Met CRISPR-Cas kun je een idee krijgen van de werking van natuurlijke gifstoffen. En op ideeën komen voor een mogelijk tegengif, suggereert een Australische publicatie in Nature Communications.

Om te beginnen hebben Greg Neely en collega’s veelbelovende resultaten geboekt met het toxine van de Australische zeewesp (Chironex fleckeri), een kwal die behoort tot de dodelijkste diersoorten ter wereld. Wie er mee in aanraking komt is in extreme gevallen binnen een paar minuten dood.

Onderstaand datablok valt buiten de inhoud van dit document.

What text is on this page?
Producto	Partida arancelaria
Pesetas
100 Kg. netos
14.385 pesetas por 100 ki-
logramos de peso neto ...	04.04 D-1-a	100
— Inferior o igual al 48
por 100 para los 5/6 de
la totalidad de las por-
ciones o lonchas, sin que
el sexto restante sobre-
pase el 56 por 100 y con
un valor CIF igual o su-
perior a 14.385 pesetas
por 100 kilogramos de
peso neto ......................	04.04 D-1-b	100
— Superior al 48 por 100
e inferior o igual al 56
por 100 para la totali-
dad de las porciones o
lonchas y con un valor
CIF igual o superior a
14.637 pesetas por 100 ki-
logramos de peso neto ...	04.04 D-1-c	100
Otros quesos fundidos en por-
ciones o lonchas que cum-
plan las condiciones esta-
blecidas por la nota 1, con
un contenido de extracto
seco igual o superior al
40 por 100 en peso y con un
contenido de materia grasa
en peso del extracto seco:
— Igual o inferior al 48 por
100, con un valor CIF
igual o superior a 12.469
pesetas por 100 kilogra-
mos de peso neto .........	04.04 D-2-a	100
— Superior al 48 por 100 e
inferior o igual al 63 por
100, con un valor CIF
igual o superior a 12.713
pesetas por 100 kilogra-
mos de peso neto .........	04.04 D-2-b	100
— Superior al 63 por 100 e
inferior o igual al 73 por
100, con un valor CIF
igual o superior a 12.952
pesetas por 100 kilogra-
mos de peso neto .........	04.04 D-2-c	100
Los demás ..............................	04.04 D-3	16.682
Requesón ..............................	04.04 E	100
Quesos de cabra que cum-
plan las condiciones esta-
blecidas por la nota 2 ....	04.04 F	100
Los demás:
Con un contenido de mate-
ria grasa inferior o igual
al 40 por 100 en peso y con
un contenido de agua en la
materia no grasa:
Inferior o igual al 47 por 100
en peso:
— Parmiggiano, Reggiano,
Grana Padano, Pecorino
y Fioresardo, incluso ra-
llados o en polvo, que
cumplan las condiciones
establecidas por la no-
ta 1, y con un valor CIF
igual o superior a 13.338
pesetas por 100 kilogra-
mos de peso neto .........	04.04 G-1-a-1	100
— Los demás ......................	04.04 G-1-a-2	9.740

In de meeste gevallen veroorzaakt het alleen extreme pijn, waar tot nu toe niet echt iets tegen is te doen. Mede omdat niemand begrijpt hoe het gif precies werkt.

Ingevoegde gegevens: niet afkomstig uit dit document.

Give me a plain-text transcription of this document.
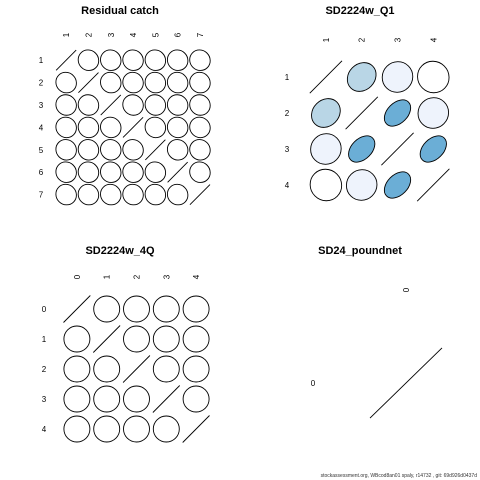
Residual catch
1 2 3 4 5 6 7
1
2
3
4
5
6
7
SD2224w_Q1
1	2	3	4
1
2
3
4
SD2224w_4Q
0	1	2	3	4
0
1
2
3
4
SD24_poundnet
0
0
stockassessment.org, WBcod8an01 spaly, r14732 , git: 69d926d0437d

Neely’s idee is nu om in kweekjes van menselijke cellen simpelweg alle genen een voor een uit te schakelen met CRISPR-Cas9, zodat het bijbehorende eiwit niet meer wordt aangemaakt. Maakt dat uit voor de respons op langdurige blootstelling aan het toxine, dan heeft dat eiwit kennelijk iets te maken met het werkingsmechanisme.

Van de zo gevonden eiwitten sprong onder meer ATP2B1 (ATPase plasma membrane Ca2+ transporting 1) er uit. Dit eiwit hoort in het celmembraan en komt dus relatief makkelijk in aarraking met het toxine. Officieel is het een calciumkanaal maar calciumconcentraties blijken de respons op het toxine niet te beïnvloeden, dus kennelijk is er iets anders aan de hand - wát, is nog volkomen onduidelijk.

Ook belangrijk blijkt SGMS1. Dit codeert voor een enzym dat essentieel is voor de synthese van sphingomyeline, een fosfolipide dat voorkomt in celmembranen. Nader onderzoek bevestigt dat cellen immuun worden voor het toxine als deze component ontbreekt in hun celwand.

Dat laatste geldt tevens voor een ándere en veel bekendere bouwsteen in die celwand, namelijk cholesterol. Bij de synthese daarvan zijn veel meer genen betrokken en verschillende daarvan verhogen de resistentie tegen het toxine wanneer je ze uitschakelt.

En dan wordt het interessant want er zijn geneesmiddelen bekend die cholesterol afvoeren. Bijvoorbeeld 2-hydroxypropyl-β-cyclodextrine (HPβCD). Dit molecuul wordt momenteel klinisch getest als middel tegen een vorm van de ziekte van Niemann-Pick, waarbij de cholesterolhuishouding niet goed werkt.

HPβCD injecteren bij muizen, die vlak daarvoor een tentakel van C. fleckeri tegen hun achterpoot hebben gekregen, lijkt inderdaad de pijn te verminderen. Ook sterven er minder cellen af, wat gewoonlijk het meest tastbare effect van het toxine is. Een bruikbaar tegengif is het nog lang niet, maar het is een begin - en de kans is klein dat dit molecuul zonder de CRISPR-methodiek ooit als tegengif zou zijn uitgeprobeerd.